Who will succeed the media mogul Logan Roy at Waystar Royco, the global entertainment juggernaut at the center of HBO’s “Succession”?
It is the perennial question that the show has tried to answer since it premiered in 2018, and amid its fourth and final season, it’s one that Sophia Meng is betting on with a group of five friends, who are each wagering at least $200.
“I’m betting on Kendall, but with devastating effects on his personal life,” said Ms. Meng, 24, an illustrator in Brooklyn, referring to the actor Jeremy Strong’s character. “A hero’s journey, ending back home, but the home is different. Like, you got everything you wanted, but you’re still nothing.”

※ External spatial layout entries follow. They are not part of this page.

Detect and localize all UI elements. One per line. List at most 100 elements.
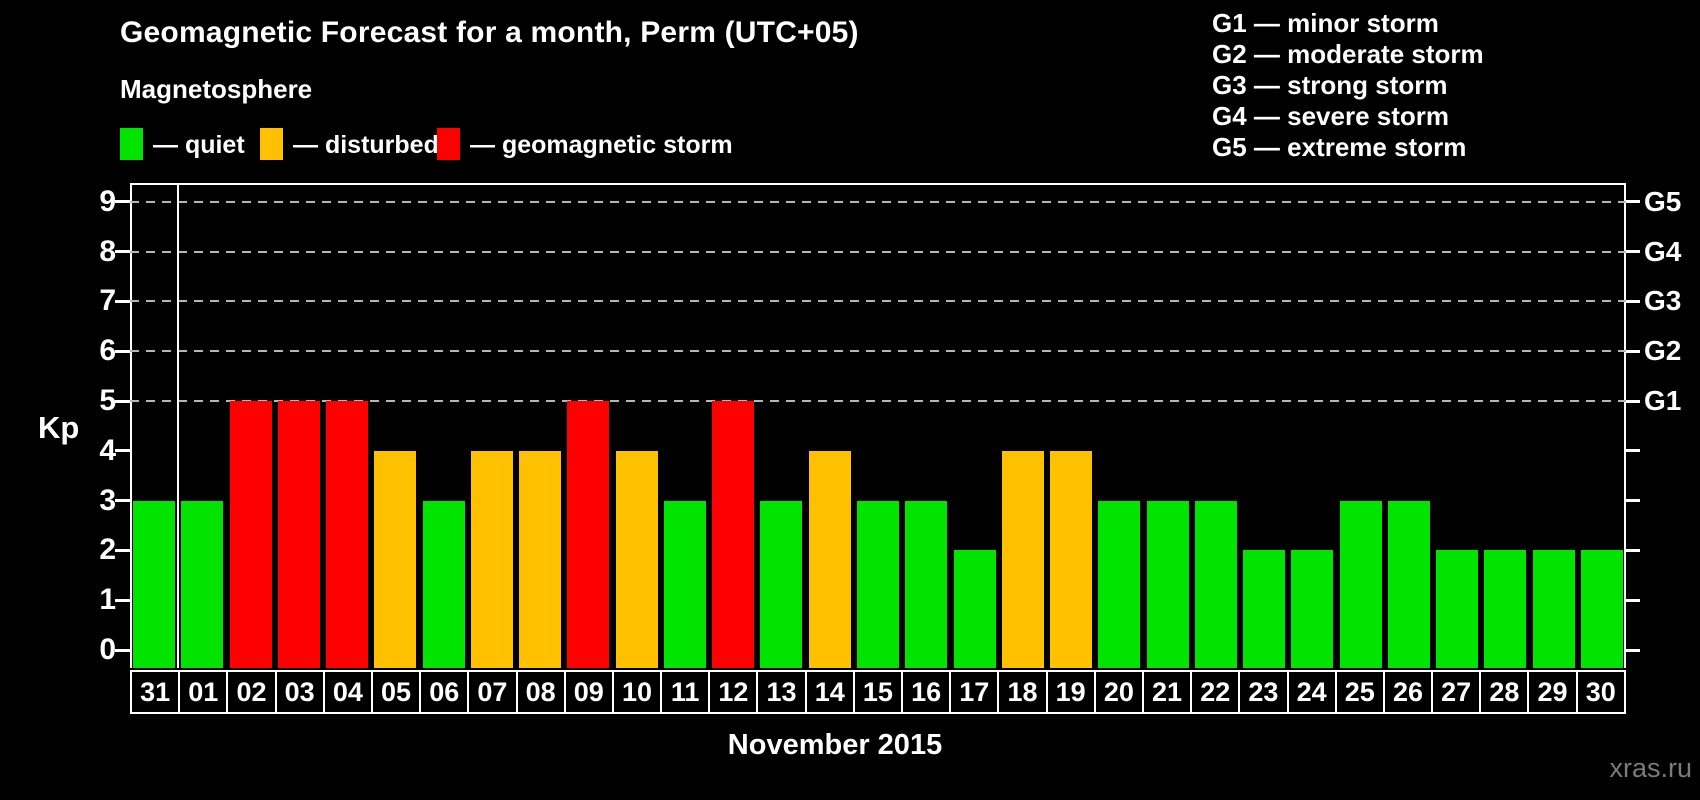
legend-label-quiet: — quiet (153, 131, 245, 159)
day-label-14: 14 (807, 672, 855, 712)
quiet-swatch-icon (120, 128, 143, 160)
day-label-11: 11 (662, 672, 711, 712)
day-label-03: 03 (277, 672, 325, 712)
kp-bar-day-01 (181, 500, 224, 668)
disturbed-swatch-icon (260, 128, 283, 160)
month-separator-line (177, 183, 180, 668)
gridline (130, 200, 1626, 203)
day-label-18: 18 (999, 672, 1048, 712)
gridline (130, 400, 1626, 402)
y-axis-tick (115, 299, 130, 303)
day-label-25: 25 (1337, 672, 1385, 712)
kp-bar-day-28 (1484, 550, 1527, 668)
chart-subtitle: Magnetosphere (120, 74, 313, 104)
g-legend-line-g4: G4 — severe storm (1212, 101, 1450, 131)
kp-bar-day-26 (1387, 500, 1430, 668)
kp-bar-day-18 (1001, 450, 1044, 668)
kp-bar-day-27 (1436, 550, 1479, 668)
kp-bar-day-06 (422, 500, 465, 668)
x-axis-title: November 2015 (727, 729, 943, 761)
y-axis-tick-label: 6 (99, 334, 116, 368)
g-legend-line-g1: G1 — minor storm (1212, 8, 1439, 38)
day-label-06: 06 (421, 672, 470, 712)
y-axis-tick-right (1626, 250, 1640, 254)
y-axis-tick (115, 399, 130, 403)
legend-item-quiet: — quiet (120, 128, 390, 162)
plot-frame (130, 183, 1626, 668)
y-axis-tick-right (1626, 349, 1640, 353)
y-axis-tick-right (1626, 449, 1640, 453)
day-label-15: 15 (855, 672, 903, 712)
right-axis-g-label: G2 (1644, 335, 1682, 367)
kp-bar-day-05 (374, 450, 417, 668)
right-axis-g-label: G5 (1644, 185, 1682, 217)
y-axis-tick-label: 1 (99, 583, 116, 617)
y-axis-tick-label: 2 (99, 533, 116, 567)
gridline (130, 350, 1626, 353)
kp-bar-day-11 (663, 500, 706, 668)
kp-bar-day-29 (1532, 550, 1575, 668)
watermark: xras.ru (1609, 753, 1692, 783)
x-axis-day-labels: 31 01 02 03 04 05 06 07 08 09 10 11 12 13 14 15 16 17 18 19… (130, 670, 1626, 714)
kp-bar-day-22 (1194, 500, 1237, 668)
day-label-20: 20 (1096, 672, 1144, 712)
y-axis-tick-right (1626, 399, 1640, 403)
legend-item-disturbed: — disturbed (260, 128, 560, 162)
kp-bar-day-19 (1050, 450, 1093, 668)
gridline (130, 300, 1626, 303)
legend-label-storm: — geomagnetic storm (470, 131, 733, 159)
y-axis-tick-right (1626, 548, 1640, 552)
y-axis-tick-label: 5 (99, 384, 116, 417)
kp-bar-day-02 (229, 401, 272, 668)
y-axis-tick (115, 548, 130, 552)
kp-bar-day-23 (1243, 550, 1286, 668)
kp-bar-day-31 (133, 500, 176, 668)
day-label-24: 24 (1289, 672, 1337, 712)
kp-bar-day-08 (519, 450, 562, 668)
g-scale-legend: G1 — minor storm G2 — moderate storm G3 … (1212, 8, 1484, 163)
right-axis-g-label: G1 (1644, 385, 1682, 416)
y-axis-tick-label: 8 (99, 234, 116, 268)
y-axis-tick (115, 598, 130, 602)
y-axis-tick-label: 9 (99, 184, 116, 218)
day-label-08: 08 (518, 672, 566, 712)
kp-bar-day-21 (1146, 500, 1189, 668)
day-label-17: 17 (951, 672, 1000, 712)
kp-bar-day-09 (567, 401, 610, 668)
kp-bar-day-16 (905, 500, 948, 668)
kp-bar-day-30 (1580, 550, 1623, 668)
day-label-23: 23 (1240, 672, 1289, 712)
y-axis-title: Kp (38, 410, 80, 445)
y-axis-tick (115, 499, 130, 503)
day-label-10: 10 (614, 672, 663, 712)
legend-label-disturbed: — disturbed (293, 131, 439, 159)
kp-bar-day-13 (760, 500, 803, 668)
y-axis-tick-right (1626, 598, 1640, 602)
kp-bar-day-24 (1291, 550, 1334, 668)
y-axis-tick (115, 250, 130, 254)
y-axis-tick (115, 648, 130, 652)
g-legend-line-g5: G5 — extreme storm (1212, 132, 1467, 162)
y-axis-tick (115, 349, 130, 353)
day-label-09: 09 (566, 672, 614, 712)
y-axis-tick-label: 0 (99, 633, 116, 666)
storm-swatch-icon (437, 128, 460, 160)
day-label-22: 22 (1192, 672, 1241, 712)
kp-bar-day-20 (1098, 500, 1141, 668)
chart-title: Geomagnetic Forecast for a month, Perm (… (120, 16, 859, 49)
y-axis-tick-right (1626, 648, 1640, 652)
kp-bar-day-10 (615, 450, 658, 668)
y-axis-tick-label: 4 (99, 433, 116, 467)
y-axis-tick-right (1626, 299, 1640, 303)
day-label-21: 21 (1144, 672, 1193, 712)
day-label-27: 27 (1433, 672, 1482, 712)
kp-bar-day-15 (857, 500, 899, 668)
g-legend-line-g3: G3 — strong storm (1212, 70, 1448, 100)
kp-bar-day-17 (953, 550, 996, 668)
day-label-28: 28 (1481, 672, 1530, 712)
kp-bar-day-12 (712, 401, 755, 668)
day-label-29: 29 (1529, 672, 1578, 712)
legend-item-storm: — geomagnetic storm (437, 128, 857, 162)
day-label-13: 13 (758, 672, 807, 712)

Ms. Meng is one of several “Succession” viewers hoping to find out, and cash in on, who will be the next heir of the show’s media empire, with rewards reaching as much as $1,000. No longer limited to sports, betting has become a part of the viewing experience for both popular television shows like “The Bachelor” and fictional dramas. (While wagering on television shows on some websites can run afoul of gambling laws, “casual social betting among friends” is legal in most states, said I. Nelson Rose, a gambling lawyer and expert.)
“Succession” has earned acclaim for its depiction of the fictional lives of the mega-rich, power-hungry and venal Roy siblings (Connor, Kendall, Shiv and Roman) as they vie for control of Waystar Royco. Almost every component of the TV series has found a second life elsewhere in culture, inspiring a Twitter account with more than 255,000 followers that posts out-of-context scenes from the show, weekly commentary about the cast members’ fashion and even a remix by the rapper Pusha T of the series’ catchy theme song.
It is this kind of fandom that has culminated in a “mini-version of a Super Bowl” for the show’s finale, said Ms. Meng, who is in the running for a $1,000 jackpot. “I might spend it on a trip to Tuscany.” (The location of the drama-filled Season 3 wedding of Caroline Collingwood, Shiv, Kendall and Roman’s mother, on the show.)
Jayson Buford, who placed a $20 bet with nine of his friends at his “Succession” watch parties, said betting was “a fun activity to do to supplement the idea of the show, which is very communal. It’s a show about a family, people have watch parties, people gather, and it plays within that.” Mr. Buford believes that Waystar Royco is going to dissolve and that nobody will take over the company. Logan“thinks Kendall is an addict, and he doesn’t think Shiv is smart,” he said.
Some “Succession” viewers are placing noncash bets to bond with their co-workers. “It’s a team-building exercise,” said Colm Phelan, 30, a digital public relations manager in Dublin. “Everybody was watching ‘Succession,’ and we thought it’d be fun to start an in-house gambling game for the team.”
About 25 participants place pretend $10 bets every Monday, Mr. Phelan said. Contestants can change their guesses based on the outcome of the latest episode each week, but by the end of the series, only the person who correctly chooses the successor the most number of times will be named the winner. The prize? “T.B.D.,” he said. “It wouldn’t be a cash prize; it would be a gift voucher.”
Shruti Marathe, who started wagering money on television shows with her group of seven friends from college when “Game of Thrones” aired its sixth season in 2016, has expanded her casual betting game to a somewhat time-consuming hobby that now includes more than 60 participants across five different social circles, three rounds of predictions and an elaborate survey that goes beyond the question of who will come out on top. (Cash is no longer involved.)
The groups include Ms. Marathe’s work friends, her college friends, her non-college friends and her family and their friends. There’s also one she calls “The Waystar Royco Executive Training Program.” Who’s in this latter group? “Friends of friends,” said Ms. Marathe, 25, a development manager in Los Angeles. “For example, people who were sitting at my table at my friend’s wedding.”
The 15-question “Succession” form requires players to forecast several potential plot points: whether Logan or Kendall will die before the series finale; if Gerri Kellman, Logan’s long-suffering counsel, will “proactively initiate a romantic or sexual” relationship with Roman; when Shiv will confront her husband, Tom, about his betrayal in the finale of Season 3; and whether Connor will drop out of the presidential race.
Because of the survey’s detailed responses and number of participants, Ms. Marathe said, she chose not to collect money from players, so there will be no official cash prize. But winners will receive something priceless: “You get bragging rights,” she said.